Advances in Quasi-Experimentation
Reprinted from Trochim, W. (Ed.), (1986). Editor’s Notes. Advances in quasi-experimental design and analysis. New Directions for Program Evaluation Series, Number 31, San Francisco, CA: Jossey-Bass.
The intent of this volume is to update, perhaps even to alter, our thinking about quasi-experimentation in applied social research and program evaluation. Since Campbell and Stanley (1963) introduced the term quasi-experiment, we have tended to see this area as involving primarily two interrelated topics: the theory of the validity of casual inferences and a taxonomy of the research designs that enable us to examine causal hypotheses. We can see this in the leading expositions of quasi-experimentation (Campbell and Stanley, 1963, 1966; Cook and Campbell, 1979) as well as in the standard textbook presentations of the topic (Kidder and Judd, 1986; Rossi and Freeman, 1985), where it is typical to have separate sections or chapters that discuss validity issues first and then proceed to distinguishable quasi-experimental designs (for example, the pretest-posttest nonequivalent group design, the regression-discontinuity design, the interrupted time series design). My first inclination in editing this volume was to emulate this tradition, beginning the volume with a chapter on validity and following it with a chapter for each of the major quasi-experimental designs that raised the relevant conceptual and analytical issues and discussed recent advances. But, I think, such an approach would have simply contributed to a persistent confusion about the nature of quasi-experimentation and its role in research.
Instead, this volume makes the case that we have moved beyond the traditional thinking on quasi-experiments as a collection of specific designs and threats to validity toward a more integrated, synthetic view of quasi-experimentation as part of a general logical and epistemological framework for research. To support this view that the notion of quasi-experimentation is evolving toward increasing integration, I will discuss a number of themes that seem to characterize our current thinking and that cut across validity typologies and design taxonomies. This list of themes may also be viewed as a tentative description of the advances in our thinking about quasi-experimentation in social research.
The Role of Judgment
One theme that underlies most of the others and that illustrates our increasing awareness of the tentativeness and frailty of quasi-experimentation concerns the importance of human judgment in research. Evidence bearing on a causal relationship emerges from many sources, and it is not a trivial matter to integrate or resolve conflicts or discrepancies.
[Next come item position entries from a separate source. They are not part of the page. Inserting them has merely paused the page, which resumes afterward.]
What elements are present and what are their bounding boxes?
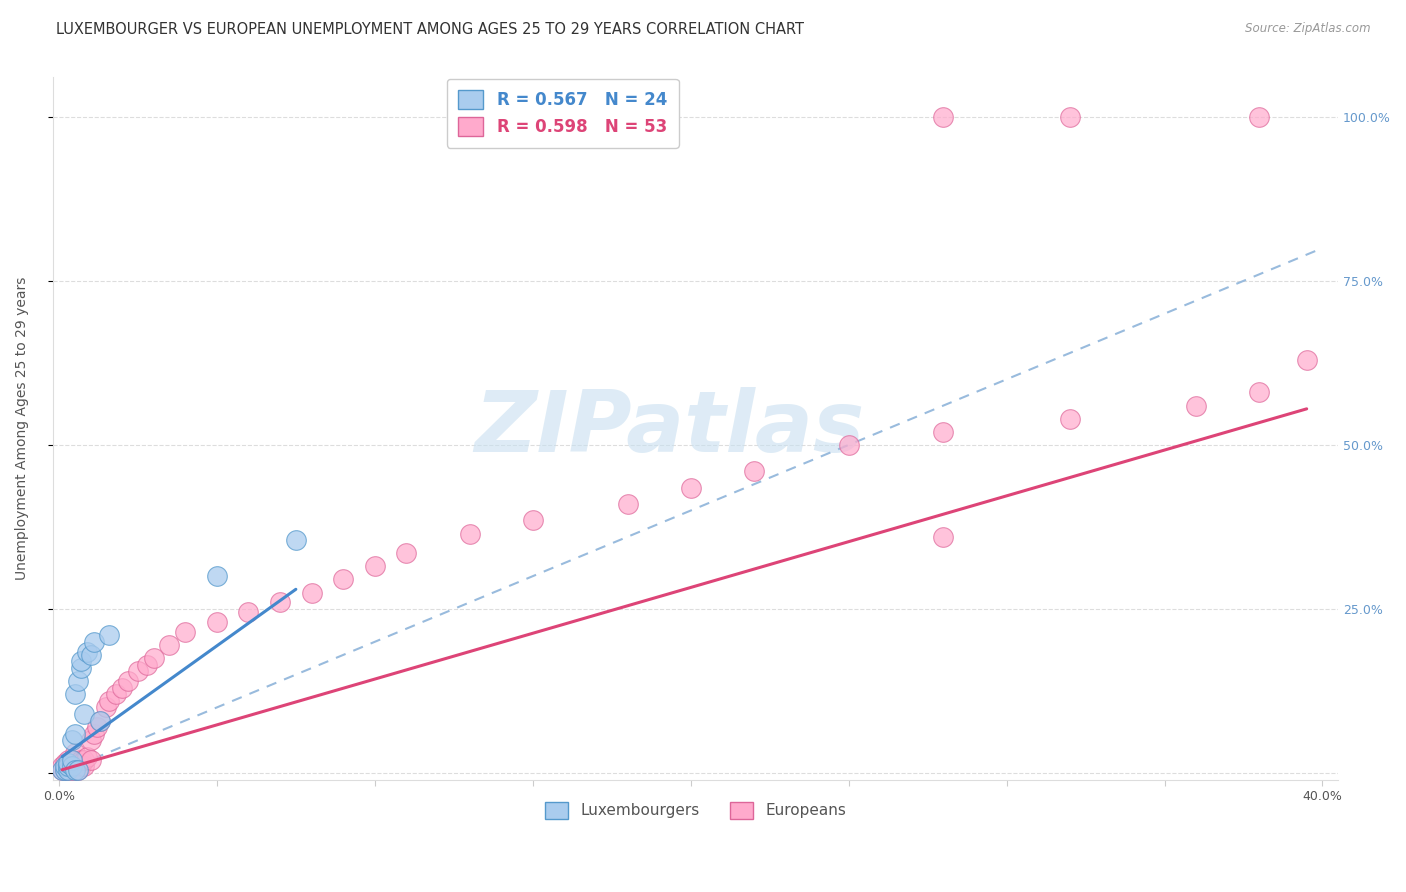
Point — [1249, 110, 1271, 124]
Point — [238, 605, 260, 619]
Point — [51, 759, 73, 773]
Text: ZIPatlas: ZIPatlas — [475, 387, 865, 470]
Point — [98, 628, 121, 642]
Point — [174, 624, 197, 639]
Point — [58, 756, 80, 771]
Point — [58, 763, 80, 777]
Point — [616, 497, 638, 511]
Point — [742, 464, 765, 478]
Point — [395, 546, 418, 560]
Point — [66, 756, 89, 771]
Point — [53, 756, 76, 771]
Point — [269, 595, 291, 609]
Point — [89, 714, 111, 728]
Point — [70, 655, 93, 669]
Point — [51, 763, 73, 777]
Point — [1059, 110, 1081, 124]
Point — [86, 720, 108, 734]
Point — [51, 763, 73, 777]
Point — [66, 674, 89, 689]
Point — [53, 763, 76, 777]
Point — [63, 763, 86, 777]
Point — [73, 706, 96, 721]
Point — [60, 753, 83, 767]
Text: LUXEMBOURGER VS EUROPEAN UNEMPLOYMENT AMONG AGES 25 TO 29 YEARS CORRELATION CHAR: LUXEMBOURGER VS EUROPEAN UNEMPLOYMENT AM… — [56, 22, 804, 37]
Point — [66, 763, 89, 777]
Point — [1295, 352, 1317, 367]
Point — [63, 747, 86, 761]
Point — [364, 559, 387, 574]
Point — [79, 648, 101, 662]
Point — [1185, 399, 1208, 413]
Y-axis label: Unemployment Among Ages 25 to 29 years: Unemployment Among Ages 25 to 29 years — [15, 277, 30, 580]
Point — [70, 759, 93, 773]
Point — [284, 533, 307, 547]
Point — [58, 759, 80, 773]
Point — [73, 753, 96, 767]
Point — [63, 759, 86, 773]
Point — [838, 438, 860, 452]
Point — [1059, 411, 1081, 425]
Point — [58, 763, 80, 777]
Point — [63, 763, 86, 777]
Text: Source: ZipAtlas.com: Source: ZipAtlas.com — [1246, 22, 1371, 36]
Point — [66, 763, 89, 777]
Point — [104, 687, 127, 701]
Point — [73, 759, 96, 773]
Point — [205, 569, 228, 583]
Point — [127, 665, 149, 679]
Point — [159, 638, 181, 652]
Point — [142, 651, 165, 665]
Point — [205, 615, 228, 629]
Point — [76, 645, 98, 659]
Point — [58, 753, 80, 767]
Point — [53, 763, 76, 777]
Point — [932, 425, 955, 439]
Point — [96, 700, 118, 714]
Point — [76, 749, 98, 764]
Point — [83, 635, 105, 649]
Point — [79, 753, 101, 767]
Point — [301, 585, 323, 599]
Point — [98, 694, 121, 708]
Point — [58, 759, 80, 773]
Point — [89, 714, 111, 728]
Point — [83, 726, 105, 740]
Legend: Luxembourgers, Europeans: Luxembourgers, Europeans — [538, 796, 852, 824]
Point — [60, 759, 83, 773]
Point — [60, 763, 83, 777]
Point — [111, 681, 134, 695]
Point — [932, 530, 955, 544]
Point — [458, 526, 481, 541]
Point — [679, 481, 702, 495]
Point — [60, 753, 83, 767]
Point — [136, 657, 159, 672]
Point — [53, 759, 76, 773]
Point — [60, 759, 83, 773]
Point — [79, 733, 101, 747]
Point — [1249, 385, 1271, 400]
Point — [522, 513, 544, 527]
Point — [70, 661, 93, 675]
Point — [63, 726, 86, 740]
Point — [332, 573, 354, 587]
Point — [60, 733, 83, 747]
Point — [117, 674, 139, 689]
Point — [70, 753, 93, 767]
Point — [932, 110, 955, 124]
Point — [63, 687, 86, 701]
In recognition of this problem of evidence, we are beginning to address causal inference as a psychological issue that can be illuminated by cognitive models of the judgmental process (see Chapter One of this volume and Einhom and Hogarth, 1986). We are also recognizing more clearly the sociological bases of scientific thought (Campbell, 1984) and the fact that science is at root a human enterprise. Thus, a positivist, mechanistic view is all but gone from quasi-experimental thinking, and what remains is a more judgmental and more scientifically sensible perspective.
The Case for Tailored Designs
Early expositions of quasi-experimentation took a largely taxonomic approach, laying out a collection of relatively discrete research designs and discussing how weak or strong they were for valid causal inference. Almost certainly, early proponents recognized that there was a virtual infinity of design variations and that validity was more complexly related to theory and context than their presentations implied. Nonetheless, what seemed to evolve was a “cookbook” approach to quasi-experimentation that involved “choosing” a design that fit the situation and checking off lists of validity threats.
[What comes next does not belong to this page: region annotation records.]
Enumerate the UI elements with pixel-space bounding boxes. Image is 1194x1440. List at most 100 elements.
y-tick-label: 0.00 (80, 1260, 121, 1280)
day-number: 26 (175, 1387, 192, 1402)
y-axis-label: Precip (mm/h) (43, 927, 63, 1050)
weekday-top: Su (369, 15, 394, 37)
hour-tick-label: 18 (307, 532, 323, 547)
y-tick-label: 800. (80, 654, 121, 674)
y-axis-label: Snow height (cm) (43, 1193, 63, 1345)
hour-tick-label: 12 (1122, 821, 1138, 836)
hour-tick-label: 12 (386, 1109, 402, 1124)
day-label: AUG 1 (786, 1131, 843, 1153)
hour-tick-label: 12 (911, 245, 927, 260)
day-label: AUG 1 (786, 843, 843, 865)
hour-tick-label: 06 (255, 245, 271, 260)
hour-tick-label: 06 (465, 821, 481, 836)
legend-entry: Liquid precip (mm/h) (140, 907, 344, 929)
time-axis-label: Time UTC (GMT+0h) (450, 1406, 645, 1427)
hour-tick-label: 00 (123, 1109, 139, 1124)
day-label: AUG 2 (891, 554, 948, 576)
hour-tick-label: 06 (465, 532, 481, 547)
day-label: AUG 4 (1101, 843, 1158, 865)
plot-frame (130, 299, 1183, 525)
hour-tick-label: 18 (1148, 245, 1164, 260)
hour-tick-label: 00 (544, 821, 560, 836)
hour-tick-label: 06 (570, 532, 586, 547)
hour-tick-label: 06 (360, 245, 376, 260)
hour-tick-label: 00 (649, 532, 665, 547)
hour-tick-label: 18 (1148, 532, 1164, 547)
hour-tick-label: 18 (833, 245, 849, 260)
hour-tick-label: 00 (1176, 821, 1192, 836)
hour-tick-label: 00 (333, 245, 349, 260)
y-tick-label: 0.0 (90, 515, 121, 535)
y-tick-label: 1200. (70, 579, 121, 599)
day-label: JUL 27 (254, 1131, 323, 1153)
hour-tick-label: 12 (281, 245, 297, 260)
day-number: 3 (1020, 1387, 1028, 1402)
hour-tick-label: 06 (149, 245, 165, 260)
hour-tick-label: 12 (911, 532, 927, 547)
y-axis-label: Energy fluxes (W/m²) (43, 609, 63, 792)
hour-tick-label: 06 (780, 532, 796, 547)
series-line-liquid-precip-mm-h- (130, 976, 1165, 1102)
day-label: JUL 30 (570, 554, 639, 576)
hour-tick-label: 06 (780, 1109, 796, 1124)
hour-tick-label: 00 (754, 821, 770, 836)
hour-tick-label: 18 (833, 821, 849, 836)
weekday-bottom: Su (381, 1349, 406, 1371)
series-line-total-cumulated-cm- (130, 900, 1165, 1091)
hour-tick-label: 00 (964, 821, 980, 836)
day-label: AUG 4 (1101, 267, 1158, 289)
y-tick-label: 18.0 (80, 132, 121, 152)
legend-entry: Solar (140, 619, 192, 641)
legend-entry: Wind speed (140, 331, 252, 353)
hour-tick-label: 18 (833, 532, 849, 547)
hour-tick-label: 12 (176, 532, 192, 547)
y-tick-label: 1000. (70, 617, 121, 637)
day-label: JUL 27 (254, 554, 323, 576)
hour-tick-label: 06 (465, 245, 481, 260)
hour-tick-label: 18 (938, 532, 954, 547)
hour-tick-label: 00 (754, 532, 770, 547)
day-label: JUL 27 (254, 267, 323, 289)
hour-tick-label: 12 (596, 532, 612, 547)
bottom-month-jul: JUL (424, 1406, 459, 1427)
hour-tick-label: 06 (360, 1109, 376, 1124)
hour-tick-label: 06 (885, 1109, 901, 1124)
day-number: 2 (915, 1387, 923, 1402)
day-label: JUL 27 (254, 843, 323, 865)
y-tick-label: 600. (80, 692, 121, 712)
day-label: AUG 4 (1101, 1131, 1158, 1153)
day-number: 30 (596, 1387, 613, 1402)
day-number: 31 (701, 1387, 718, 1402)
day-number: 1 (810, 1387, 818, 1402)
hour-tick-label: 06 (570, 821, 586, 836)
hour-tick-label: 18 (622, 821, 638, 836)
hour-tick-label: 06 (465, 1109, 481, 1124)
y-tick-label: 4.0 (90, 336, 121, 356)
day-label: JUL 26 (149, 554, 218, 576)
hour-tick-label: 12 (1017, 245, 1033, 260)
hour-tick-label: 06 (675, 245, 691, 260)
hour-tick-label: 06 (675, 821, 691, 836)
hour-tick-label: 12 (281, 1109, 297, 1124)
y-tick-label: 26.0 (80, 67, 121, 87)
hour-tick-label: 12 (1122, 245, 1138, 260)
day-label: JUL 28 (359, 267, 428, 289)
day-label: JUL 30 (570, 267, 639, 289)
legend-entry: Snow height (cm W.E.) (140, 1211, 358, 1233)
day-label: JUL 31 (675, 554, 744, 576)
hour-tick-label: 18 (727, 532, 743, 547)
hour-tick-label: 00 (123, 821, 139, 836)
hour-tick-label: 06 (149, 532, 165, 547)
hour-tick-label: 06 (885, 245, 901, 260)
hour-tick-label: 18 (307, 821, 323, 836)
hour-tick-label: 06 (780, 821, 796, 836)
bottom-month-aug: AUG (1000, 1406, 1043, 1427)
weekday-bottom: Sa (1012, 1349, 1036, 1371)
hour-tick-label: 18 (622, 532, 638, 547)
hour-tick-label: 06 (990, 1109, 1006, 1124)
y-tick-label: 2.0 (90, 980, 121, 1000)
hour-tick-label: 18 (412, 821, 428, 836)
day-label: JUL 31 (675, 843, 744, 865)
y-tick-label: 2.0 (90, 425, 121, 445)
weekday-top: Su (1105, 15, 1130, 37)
In an important paper on the coupling of randomized and nonrandomized design features, Boruch (1975) explicitly encouraged us to construct research designs as combinations of more elemental units (for example, assignment strategies, measurement occasions) based on the specific contextual needs and plausible alternative explanations for a treatment effect. This move toward hybrid, tailored, or patched-up designs, which involved suggesting how such designs could be accomplished, is one in which I have been a minor participant (Trochim and Land, 1982; Trochim, 1984). It is emphasized by Cordray in Chapter One of this volume. The implication for current practice is that we should focus on the advantages of different combinations of design features rather than on a relatively restricted set of prefabricated designs. In teaching quasi-experimental methods, we need to break away from a taxonomic design mentality and emphasize design principles and issues that cut across the traditional distinctions between true experiments, nonexperiments, and quasi-experiments.
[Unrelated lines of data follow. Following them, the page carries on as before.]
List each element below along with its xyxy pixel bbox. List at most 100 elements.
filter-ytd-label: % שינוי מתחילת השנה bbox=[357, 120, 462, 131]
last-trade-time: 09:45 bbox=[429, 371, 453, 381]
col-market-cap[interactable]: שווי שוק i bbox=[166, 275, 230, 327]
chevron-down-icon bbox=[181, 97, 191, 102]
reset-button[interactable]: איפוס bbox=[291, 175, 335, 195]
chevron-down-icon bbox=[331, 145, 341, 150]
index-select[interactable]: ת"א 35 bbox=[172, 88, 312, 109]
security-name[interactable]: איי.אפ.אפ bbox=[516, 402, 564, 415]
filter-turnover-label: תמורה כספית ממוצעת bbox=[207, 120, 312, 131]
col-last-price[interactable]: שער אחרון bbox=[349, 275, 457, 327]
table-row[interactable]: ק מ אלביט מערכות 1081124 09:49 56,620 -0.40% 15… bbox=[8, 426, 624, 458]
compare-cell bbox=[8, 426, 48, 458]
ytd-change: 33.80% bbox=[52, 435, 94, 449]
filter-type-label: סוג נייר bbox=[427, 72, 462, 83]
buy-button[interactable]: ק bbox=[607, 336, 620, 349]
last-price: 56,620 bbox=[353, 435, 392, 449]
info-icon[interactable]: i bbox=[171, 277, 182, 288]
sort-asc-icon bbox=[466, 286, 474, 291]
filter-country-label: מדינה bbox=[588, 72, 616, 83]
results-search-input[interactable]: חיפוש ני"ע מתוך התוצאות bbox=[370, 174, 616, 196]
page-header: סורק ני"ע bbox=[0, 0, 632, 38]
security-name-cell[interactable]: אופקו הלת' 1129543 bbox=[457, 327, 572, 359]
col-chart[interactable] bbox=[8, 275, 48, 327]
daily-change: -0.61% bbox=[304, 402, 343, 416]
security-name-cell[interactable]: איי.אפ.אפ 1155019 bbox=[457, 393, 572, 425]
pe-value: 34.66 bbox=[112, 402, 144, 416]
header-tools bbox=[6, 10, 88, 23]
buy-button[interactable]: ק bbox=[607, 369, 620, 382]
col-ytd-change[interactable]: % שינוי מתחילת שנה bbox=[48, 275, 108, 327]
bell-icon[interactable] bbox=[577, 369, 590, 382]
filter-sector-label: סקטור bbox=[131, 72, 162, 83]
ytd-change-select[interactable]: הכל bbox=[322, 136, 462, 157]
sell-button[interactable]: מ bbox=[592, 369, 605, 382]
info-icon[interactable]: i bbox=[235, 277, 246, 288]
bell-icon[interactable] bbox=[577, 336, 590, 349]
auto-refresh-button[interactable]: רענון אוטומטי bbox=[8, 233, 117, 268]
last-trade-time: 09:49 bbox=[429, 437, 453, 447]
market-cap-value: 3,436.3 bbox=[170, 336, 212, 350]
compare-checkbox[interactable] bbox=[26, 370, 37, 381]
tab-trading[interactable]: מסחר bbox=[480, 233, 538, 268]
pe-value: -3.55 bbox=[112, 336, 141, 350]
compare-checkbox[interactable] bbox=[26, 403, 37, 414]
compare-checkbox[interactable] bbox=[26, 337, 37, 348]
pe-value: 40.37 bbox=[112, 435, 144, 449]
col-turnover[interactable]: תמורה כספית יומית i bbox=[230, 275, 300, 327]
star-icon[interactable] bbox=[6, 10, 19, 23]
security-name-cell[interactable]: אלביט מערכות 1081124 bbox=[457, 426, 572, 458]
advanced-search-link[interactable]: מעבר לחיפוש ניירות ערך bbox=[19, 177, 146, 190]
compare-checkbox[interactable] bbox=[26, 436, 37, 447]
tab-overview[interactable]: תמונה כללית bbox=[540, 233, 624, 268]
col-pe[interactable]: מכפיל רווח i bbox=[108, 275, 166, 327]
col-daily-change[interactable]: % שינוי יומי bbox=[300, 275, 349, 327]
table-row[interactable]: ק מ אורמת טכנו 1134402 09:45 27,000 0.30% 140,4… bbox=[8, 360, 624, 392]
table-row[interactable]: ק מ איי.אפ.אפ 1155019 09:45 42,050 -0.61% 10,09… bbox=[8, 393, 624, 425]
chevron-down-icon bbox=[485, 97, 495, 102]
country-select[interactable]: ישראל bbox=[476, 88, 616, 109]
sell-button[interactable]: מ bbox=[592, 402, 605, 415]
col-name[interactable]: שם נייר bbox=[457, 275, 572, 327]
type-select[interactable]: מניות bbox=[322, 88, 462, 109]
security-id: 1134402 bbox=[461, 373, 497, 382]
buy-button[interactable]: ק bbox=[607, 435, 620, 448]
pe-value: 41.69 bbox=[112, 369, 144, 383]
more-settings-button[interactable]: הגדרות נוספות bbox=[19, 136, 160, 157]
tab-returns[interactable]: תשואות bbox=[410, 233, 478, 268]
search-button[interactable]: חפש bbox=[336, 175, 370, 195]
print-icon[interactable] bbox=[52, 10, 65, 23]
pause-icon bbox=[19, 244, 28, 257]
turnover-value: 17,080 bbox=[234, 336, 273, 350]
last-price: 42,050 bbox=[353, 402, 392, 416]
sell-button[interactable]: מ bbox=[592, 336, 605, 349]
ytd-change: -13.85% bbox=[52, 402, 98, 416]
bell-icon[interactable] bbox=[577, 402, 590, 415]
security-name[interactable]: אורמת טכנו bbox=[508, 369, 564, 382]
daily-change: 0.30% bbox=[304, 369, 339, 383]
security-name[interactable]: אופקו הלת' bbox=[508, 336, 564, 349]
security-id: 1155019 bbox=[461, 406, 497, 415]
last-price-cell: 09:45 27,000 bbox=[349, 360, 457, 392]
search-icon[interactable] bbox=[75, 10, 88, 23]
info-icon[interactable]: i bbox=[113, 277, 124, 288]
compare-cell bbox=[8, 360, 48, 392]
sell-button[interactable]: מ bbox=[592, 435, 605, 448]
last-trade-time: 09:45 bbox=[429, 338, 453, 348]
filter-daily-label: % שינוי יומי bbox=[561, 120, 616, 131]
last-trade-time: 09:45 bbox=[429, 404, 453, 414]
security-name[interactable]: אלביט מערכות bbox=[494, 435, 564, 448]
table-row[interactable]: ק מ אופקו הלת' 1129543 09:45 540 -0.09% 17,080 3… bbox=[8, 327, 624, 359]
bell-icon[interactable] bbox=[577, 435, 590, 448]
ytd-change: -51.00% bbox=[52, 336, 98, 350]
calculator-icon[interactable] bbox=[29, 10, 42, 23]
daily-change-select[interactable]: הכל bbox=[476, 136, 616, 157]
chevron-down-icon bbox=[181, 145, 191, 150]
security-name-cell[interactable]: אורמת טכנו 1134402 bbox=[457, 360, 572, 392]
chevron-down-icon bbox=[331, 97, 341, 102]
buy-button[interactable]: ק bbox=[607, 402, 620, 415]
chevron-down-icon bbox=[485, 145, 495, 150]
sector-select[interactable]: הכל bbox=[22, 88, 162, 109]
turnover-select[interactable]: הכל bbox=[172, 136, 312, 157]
The Crucial Role of Theory
Quasi-experimentation and its randomized experimental parent have been criticized for encouraging an atheoretical “black box” mentality of research (see, for instance, Chen and Rossi, 1984; Cronbach, 1982). Persons are assigned to either complex molar program packages or (often) to equally complex comparison conditions. The machinery of random assignment (or our quasi-experimental attempts to approximate random assignment) are the primary means of defining whether the program has an effect. This ceteris paribus mentality is inherently atheoretical and noncontextual: It assumes that the same mechanism works in basically the same way whether we apply it in mental health or criminal justice, income maintenance or education.
There is nothing inherently wrong with this program-group-versus-comparison-group logic. The problem is that it may be a rather crude, uninformative approach. In the two-group case, we are simply creating a dichotomous input into reality. If we observe a posttest difference between groups, it could be explained by this dichotomous program-versus-comparison-group input or by any number of alternative explanations, including differential attrition rates, intergroup rivalry and communication, initial selection differences among groups, or different group histories. We usually try to deal with these alternative explanations by ruling them out through argument, additional measurement, patched-up design features, and auxiliary analysis. Cook and Campbell (1979), Cronbach (1982), and others strongly favor replication of treatment effects as a standard for judging the validity of a causal assertion, but this advice does little to enhance the validity and informativeness within individual studies or program evaluations.
Chen and Rossi (1984, p. 339) approached this issue by advocating increased attention to social science theory: “not the global conceptual schemes of the grand theorists but much more prosaic theories that are concerned with how human organizations work and how social problems are generated.” Evaluators have similarly begun to stress the importance of program theory as the basis for causal assessment (for example, Bickman, in press). These developments allow increased emphasis to be placed on the role of pattern matching (Trochim, 1985) through the generation of more complex theory-driven predictions that, if corroborated, allow fewer plausible alternative explanations for the effect of a program. Because appropriate theories may not be readily available, especially for the evaluation of contemporary social programs, we are developing methods and processes that facilitate the articulation of the implicit theories which program administrators and stakeholder groups have in mind and which presumably guide the formation and implementation of the program (Trochim, 1985). This theory-driven perspective is consonant with Mark’s emphasis in Chapter Three on the study of causal process and with Cordray’s discussion in Chapter One on ruling in the program as opposed to ruling out alternative explanations.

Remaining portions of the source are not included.